Abstract

Fracture studies commonly lack data for the length range between 10 m to 1 km. For this reason, scaling laws are required to extrapolate fracture properties, for example in discrete fracture network models. This study focused on analysis and correlation of topology, orientation and length distribution of multiscale fracture datasets to assess their scalability. The used datasets comprise UAV-derived photogrammetric models from natural outcrops and lineaments mapped using airborne LiDAR, bathymetry and aerogeophysical data, in several contrasting scales and resolutions.

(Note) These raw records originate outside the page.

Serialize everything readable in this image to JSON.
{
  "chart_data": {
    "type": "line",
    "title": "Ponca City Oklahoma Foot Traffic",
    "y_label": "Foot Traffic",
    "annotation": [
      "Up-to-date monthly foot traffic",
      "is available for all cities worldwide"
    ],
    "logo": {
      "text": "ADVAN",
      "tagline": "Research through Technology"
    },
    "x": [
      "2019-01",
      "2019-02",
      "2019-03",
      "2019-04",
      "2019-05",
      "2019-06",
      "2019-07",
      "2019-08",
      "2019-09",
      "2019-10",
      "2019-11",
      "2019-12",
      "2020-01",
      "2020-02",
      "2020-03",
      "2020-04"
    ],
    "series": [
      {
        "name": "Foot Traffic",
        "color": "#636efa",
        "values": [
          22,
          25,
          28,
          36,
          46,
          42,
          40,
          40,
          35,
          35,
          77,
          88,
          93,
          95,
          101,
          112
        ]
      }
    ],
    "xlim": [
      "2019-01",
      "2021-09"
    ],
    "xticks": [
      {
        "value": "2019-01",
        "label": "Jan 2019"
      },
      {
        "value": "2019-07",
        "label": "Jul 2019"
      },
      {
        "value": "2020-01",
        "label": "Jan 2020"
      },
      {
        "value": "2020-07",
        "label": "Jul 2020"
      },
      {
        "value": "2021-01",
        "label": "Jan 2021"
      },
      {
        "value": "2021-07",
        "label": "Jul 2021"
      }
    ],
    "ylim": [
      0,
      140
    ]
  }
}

This study highlights challenges in acquiring uncensored and coherent brittle structural datasets from source data characterized by a large span of resolutions between the remote sensing datasets and models of the fractured outcrop. In specific, collected data was found to be potentially biased and affected by uncertainties related to both the censoring by sedimentary cover and the scale of observation. Our results revealed differences between lineament and outcrop fracture orientations, as well as difficulties in assessing topological parameters from lineament datasets. The 1:200000 resolution was found best suited to the mapping of lineament length and resulted in a length distribution power law exponent of -1.92. For outcrop fractures that are less than 2 m long, the lognormal length distribution provided the only good fit to our data, while the longer outcrop fractures fitted relatively well with a power law exponent of -2.26.